Treatments and drugs
To stop the stubborn itch-scratch cycle, you must stop scratching the affected area. Your doctor may recommend one or more of the following treatments.
Depending on the intensity of your symptoms, your doctor may prescribe:
- Corticosteroids. If over-the-counter steroid creams aren’t enough, your doctor may prescribe stronger versions of these drugs.
- Antihistamines. These anti-allergy drugs can help relieve itching in many people with neurodermatitis.
- Anti-anxiety drugs. Because anxiety and stress can trigger neurodermatitis symptoms, anti-anxiety drugs often can help prevent the itchiness associated with the disorder.
- Antibiotics. If you develop a bacterial infection in the rash, your doctor may prescribe an antibiotic lotion or oral antibiotics.

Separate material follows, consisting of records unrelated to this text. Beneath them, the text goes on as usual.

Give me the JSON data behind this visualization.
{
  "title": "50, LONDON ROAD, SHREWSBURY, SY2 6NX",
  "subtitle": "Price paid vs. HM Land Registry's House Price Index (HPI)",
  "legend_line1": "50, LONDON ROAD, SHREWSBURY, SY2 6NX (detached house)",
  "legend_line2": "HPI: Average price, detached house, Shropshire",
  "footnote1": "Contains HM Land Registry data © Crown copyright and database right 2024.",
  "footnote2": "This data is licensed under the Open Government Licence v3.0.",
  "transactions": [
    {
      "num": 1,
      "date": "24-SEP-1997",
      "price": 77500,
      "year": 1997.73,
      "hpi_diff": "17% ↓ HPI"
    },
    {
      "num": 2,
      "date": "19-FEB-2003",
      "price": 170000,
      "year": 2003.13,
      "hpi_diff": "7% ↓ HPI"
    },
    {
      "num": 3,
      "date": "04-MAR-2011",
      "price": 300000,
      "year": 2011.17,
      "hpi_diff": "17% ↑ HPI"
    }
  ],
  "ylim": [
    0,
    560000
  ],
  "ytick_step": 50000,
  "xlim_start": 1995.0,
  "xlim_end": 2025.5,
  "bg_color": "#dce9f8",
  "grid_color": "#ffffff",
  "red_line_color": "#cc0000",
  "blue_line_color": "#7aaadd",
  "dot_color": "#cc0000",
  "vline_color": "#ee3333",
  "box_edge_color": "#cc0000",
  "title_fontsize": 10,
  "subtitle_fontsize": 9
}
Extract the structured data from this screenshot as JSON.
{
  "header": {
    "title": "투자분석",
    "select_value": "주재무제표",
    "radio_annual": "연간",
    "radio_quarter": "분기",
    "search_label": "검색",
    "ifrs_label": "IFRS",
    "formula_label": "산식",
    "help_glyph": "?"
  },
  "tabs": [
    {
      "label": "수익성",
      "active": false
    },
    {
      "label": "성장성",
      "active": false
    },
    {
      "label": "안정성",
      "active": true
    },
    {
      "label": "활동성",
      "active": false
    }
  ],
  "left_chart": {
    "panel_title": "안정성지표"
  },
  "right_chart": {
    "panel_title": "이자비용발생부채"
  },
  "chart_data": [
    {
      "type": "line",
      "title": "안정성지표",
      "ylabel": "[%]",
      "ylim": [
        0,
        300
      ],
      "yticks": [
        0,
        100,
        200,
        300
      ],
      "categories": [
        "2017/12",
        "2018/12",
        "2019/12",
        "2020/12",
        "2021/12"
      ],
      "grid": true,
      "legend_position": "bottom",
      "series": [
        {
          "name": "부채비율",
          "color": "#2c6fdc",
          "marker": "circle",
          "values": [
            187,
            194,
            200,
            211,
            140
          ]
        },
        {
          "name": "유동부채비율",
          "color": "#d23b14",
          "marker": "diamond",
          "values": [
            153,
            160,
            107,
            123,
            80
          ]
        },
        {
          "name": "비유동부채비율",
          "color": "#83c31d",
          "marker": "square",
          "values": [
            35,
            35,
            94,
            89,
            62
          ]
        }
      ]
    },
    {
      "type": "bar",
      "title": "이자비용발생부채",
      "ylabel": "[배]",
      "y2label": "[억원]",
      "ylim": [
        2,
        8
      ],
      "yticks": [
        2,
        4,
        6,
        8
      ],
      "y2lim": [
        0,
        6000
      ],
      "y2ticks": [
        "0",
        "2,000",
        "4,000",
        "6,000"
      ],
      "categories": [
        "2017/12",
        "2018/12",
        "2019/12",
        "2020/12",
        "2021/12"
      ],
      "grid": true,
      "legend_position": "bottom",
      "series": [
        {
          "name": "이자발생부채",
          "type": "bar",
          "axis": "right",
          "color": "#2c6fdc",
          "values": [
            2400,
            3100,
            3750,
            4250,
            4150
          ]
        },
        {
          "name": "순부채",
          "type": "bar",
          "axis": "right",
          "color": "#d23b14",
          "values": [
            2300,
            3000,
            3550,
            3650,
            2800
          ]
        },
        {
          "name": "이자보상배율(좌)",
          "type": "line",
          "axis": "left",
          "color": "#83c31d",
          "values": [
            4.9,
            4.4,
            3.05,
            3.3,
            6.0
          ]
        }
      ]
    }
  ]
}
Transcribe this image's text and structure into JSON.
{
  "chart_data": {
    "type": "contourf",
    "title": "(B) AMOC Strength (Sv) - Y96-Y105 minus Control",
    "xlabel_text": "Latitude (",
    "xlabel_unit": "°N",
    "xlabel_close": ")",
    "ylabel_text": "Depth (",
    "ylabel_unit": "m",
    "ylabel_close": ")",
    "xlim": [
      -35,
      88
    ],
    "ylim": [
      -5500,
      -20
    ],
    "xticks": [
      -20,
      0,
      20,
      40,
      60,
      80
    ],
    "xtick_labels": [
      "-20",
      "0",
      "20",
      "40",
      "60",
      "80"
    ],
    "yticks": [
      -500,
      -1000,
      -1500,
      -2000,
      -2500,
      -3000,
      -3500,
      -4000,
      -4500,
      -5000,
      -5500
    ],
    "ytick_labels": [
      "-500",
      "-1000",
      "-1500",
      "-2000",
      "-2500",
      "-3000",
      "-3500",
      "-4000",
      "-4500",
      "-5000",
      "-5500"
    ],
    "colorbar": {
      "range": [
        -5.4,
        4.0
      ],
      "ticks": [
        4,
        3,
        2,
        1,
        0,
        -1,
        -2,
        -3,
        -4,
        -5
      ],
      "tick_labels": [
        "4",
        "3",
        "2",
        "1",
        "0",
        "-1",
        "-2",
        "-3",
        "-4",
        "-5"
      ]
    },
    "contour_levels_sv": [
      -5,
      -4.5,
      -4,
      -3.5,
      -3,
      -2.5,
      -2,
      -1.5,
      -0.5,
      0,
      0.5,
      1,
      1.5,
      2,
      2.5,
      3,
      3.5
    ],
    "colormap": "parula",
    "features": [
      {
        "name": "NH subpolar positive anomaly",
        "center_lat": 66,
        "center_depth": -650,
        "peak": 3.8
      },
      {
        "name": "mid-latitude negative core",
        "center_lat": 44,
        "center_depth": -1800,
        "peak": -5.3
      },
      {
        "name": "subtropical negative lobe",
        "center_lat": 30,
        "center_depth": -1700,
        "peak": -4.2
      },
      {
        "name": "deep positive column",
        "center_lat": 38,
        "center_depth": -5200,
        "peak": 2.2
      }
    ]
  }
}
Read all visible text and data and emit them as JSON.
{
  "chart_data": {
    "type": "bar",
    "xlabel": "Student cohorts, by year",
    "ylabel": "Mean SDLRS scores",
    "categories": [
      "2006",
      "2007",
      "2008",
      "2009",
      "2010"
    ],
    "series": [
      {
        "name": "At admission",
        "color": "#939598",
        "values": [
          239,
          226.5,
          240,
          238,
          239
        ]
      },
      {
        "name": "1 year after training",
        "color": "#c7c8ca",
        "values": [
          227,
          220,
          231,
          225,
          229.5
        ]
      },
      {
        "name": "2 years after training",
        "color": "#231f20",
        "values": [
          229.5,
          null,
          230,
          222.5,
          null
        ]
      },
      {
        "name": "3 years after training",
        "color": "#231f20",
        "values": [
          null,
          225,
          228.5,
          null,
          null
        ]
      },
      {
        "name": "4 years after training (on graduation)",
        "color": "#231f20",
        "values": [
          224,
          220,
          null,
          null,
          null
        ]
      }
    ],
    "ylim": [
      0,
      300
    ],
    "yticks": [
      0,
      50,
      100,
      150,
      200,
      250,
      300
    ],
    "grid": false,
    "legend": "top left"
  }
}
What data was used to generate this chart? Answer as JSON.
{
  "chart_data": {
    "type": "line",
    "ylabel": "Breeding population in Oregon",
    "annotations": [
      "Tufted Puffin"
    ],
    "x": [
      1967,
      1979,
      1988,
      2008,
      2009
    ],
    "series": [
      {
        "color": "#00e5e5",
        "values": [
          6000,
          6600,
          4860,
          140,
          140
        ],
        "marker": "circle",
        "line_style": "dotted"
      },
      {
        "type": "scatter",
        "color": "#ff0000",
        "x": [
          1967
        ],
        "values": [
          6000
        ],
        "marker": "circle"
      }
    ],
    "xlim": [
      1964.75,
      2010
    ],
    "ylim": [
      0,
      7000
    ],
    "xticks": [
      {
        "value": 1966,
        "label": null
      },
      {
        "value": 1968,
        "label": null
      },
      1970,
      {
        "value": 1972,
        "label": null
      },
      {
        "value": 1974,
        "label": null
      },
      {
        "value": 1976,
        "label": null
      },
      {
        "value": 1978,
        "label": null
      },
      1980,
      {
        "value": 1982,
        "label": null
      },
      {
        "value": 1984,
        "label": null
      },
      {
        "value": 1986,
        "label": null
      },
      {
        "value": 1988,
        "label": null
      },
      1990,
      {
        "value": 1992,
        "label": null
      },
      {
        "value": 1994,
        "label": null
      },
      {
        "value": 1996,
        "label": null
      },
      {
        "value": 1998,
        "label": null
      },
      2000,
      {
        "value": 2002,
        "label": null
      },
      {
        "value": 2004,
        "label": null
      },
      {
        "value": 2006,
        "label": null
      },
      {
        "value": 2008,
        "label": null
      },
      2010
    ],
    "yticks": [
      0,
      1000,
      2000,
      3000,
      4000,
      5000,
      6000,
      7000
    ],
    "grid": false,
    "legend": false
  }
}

Talking with a counselor can help you learn how your emotions and behaviors can fuel — or prevent — itching and scratching.
Lifestyle and home remedies
To lessen the itch and irritation caused by neurodermatitis, follow these tips:
- Try over-the-counter medications. Apply an anti-itch cream or lotion to the affected area. A nonprescription hydrocortisone cream can temporarily relieve the itch. A nonprescription oral antihistamine, such as diphenhydramine (Benadryl, others), may be helpful if itching is severe.
- Cover the affected area. Bandages or dressings can help protect the skin and prevent scratching. This may be especially important if you scratch during your sleep.
- Keep your nails trimmed. Short nails may do less damage to the skin, especially if you tend to scratch while you’re asleep.
- Take cool baths. Sprinkle the bath water with baking soda, uncooked oatmeal or colloidal oatmeal — a finely ground oatmeal that is made for the bathtub (Aveeno, others).
- Wear smooth-textured cotton clothing. This will help you avoid irritation.
- Choose mild soaps without dyes or perfumes. Be sure to rinse the soap completely off your body. And after washing, apply an unscented moisturizer to protect your skin.
- Keep stress under control. Stress and anxiety can trigger itching.